HYBRID EVENT: You can participate in person at Baltimore, Maryland, USA or Virtually from your home or work.

2nd Edition of Global Conference on Gynecology & Women's Health

October 17-19, 2024 | Baltimore, Maryland, USA

October 17 -19, 2024 | Baltimore, Maryland, USA
Gynec 2024

Be aware while treating postspinal headache

Speaker at Gynecology Conferences - Sadhana Kulkarni
MGM Medical College and Hospital, India
Title : Be aware while treating postspinal headache

Abstract:

Central neural block (CNB) is administered frequently for caesarean section. Post-spinal headache (PSH) is the most frequent and discomforting late complication of spinal anaesthesia.PSH is an important cause of iatrogenic maternal co-morbidity and maternal dissatisfaction. Expedited discharge of the mother or delayed onset of PSH in some women may not capture all the mothersdeveloping PSH after hospital discharge.  The mother having PSH might first report to the obstetrician. A pilot study in our institute, regarding knowledge and practice of treatment of PSH amongst obstetriciansdemonstrated limited knowledge of PSH. Bedrest, fluids, analgesics, caffeine, Sphenopalatine ganglion block, and Epidural blood patch are treatment modalities commonly used for PSH management.

Even though PSH is a self-limiting condition, a subset of patients will suffer from potentially life-threatening neurological consequences.  Such a patient needs urgent referral to an anaesthesiologist, neurologist, and special radiological investigations for definitive diagnosis and treatment.  Awareness needs to be there amongst obstetricians regarding PSH to avoid medicolegal problems and patients also are to be educated about red flag symptoms once they develop PSH. This article reviews the pathophysiology, clinical picture, and management of PSH with special considerations during the postpartum period.
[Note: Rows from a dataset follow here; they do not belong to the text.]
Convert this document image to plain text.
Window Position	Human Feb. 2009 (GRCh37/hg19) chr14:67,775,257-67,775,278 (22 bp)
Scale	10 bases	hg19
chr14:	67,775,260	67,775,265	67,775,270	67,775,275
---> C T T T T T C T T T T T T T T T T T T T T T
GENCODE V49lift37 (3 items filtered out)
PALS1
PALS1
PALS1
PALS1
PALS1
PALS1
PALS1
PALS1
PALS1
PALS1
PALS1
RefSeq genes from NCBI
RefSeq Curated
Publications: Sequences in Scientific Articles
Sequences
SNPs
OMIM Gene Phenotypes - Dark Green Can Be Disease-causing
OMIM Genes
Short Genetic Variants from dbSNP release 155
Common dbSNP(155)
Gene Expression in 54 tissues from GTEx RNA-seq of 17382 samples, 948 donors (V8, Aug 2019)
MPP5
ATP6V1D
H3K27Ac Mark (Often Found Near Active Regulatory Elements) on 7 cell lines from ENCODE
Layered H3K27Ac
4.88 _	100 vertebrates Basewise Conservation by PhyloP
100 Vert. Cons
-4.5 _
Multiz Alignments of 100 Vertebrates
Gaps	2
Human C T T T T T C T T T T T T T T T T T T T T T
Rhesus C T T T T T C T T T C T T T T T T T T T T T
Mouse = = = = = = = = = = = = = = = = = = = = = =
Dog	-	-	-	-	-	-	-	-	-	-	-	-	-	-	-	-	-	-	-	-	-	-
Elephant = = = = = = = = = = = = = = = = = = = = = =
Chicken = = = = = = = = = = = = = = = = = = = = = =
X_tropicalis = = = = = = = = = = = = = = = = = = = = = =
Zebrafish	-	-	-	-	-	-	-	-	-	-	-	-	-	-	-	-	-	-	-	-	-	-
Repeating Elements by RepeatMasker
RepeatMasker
Keywords: Anaesthetic techniques, epidural; Anaesthetic techniques, spinal; Complications, post-spinal headache; Headache, postpartum period; Treatment, post-spinal headache; Obstetric analgesia, anaesthesia.

Audience Take Away:

  • Obstetricians will be able to diagnose post spinal headache and other headaches which might be more serious. They can reassure the mother and initiate treatment and refer the patient to anaesthesiologist. If they come across atypical headaches, they will immediately advice radiological investigations and refer the patient to neurologist. This is of importance when the patient is discharged from hospital and patient reports to obstetrician for headache.
  • Most of the obstetricians treat post spinal headache  without referring the patient to anaesthesiologist. Delay in treatment may increase morbidity and mortality at times. This lecture would create awareness about pathphysiology, diagnosis, treatment and complications of post spinal headache. Obstetricians will also be aware that all headaches after spinal anaesthesia are not post spinal headaches. This will be useful obstetric Anaesthesiologists and nurses.
  • After this lecture the obstreticians will be able to diagnose the postspinal headache and will start proper treatment and refer all such patients to anaesthesiologists. They will know about red flags in patient with post spinal headache and avoid morbidity and mortality during puerperal period.
  • Obstetricians will be made aware that every case of post spinal headache must be referred to the anaesthesiologist and  be able to advice epidural blood patch or sphenopalatine ganglion block for moderate to severe degree of post spinal headache. They would advice radiological investigations when atypical headache is suspected and timely refer the patient to neurologist. This may be life saving at times.
  • The knowledge about post spinal headache is essential to obstetricians, as the mother may develop headache after discharge and report to obstetrician. Obstetrician should be able to diagnose is it a post spinal headache or headache due to some other serious condition like cerebral venous thrombosis or meningitis etc. Timely detection and referral can be life saving to avoid medicolegal issues.

Biography:

Dr. Sadhana Kulkarni graduated (1975) and post graduated (1978) at Marathawada University, Aurangabad , India. She then joined as lecturer and was professor for 10 years at Government Medical College Aurangabad. She has 42 years teaching experience in Anesthesiology, 6 years experience in Emergency Medicine and Skill Development Unit. At present she is working as Professor Emeritus in Emergency Medicine at MGM Medical College Aurangabad. She is a PhD teacher of MUHS, Nashik University.  She has published more than 80 Publications in national and international journals. She received national awards for public awareness in Anaestheiology. Her special areas of interest are Obstetric Anaesthesia, Emergency Medicine, Simulations in Medical Education.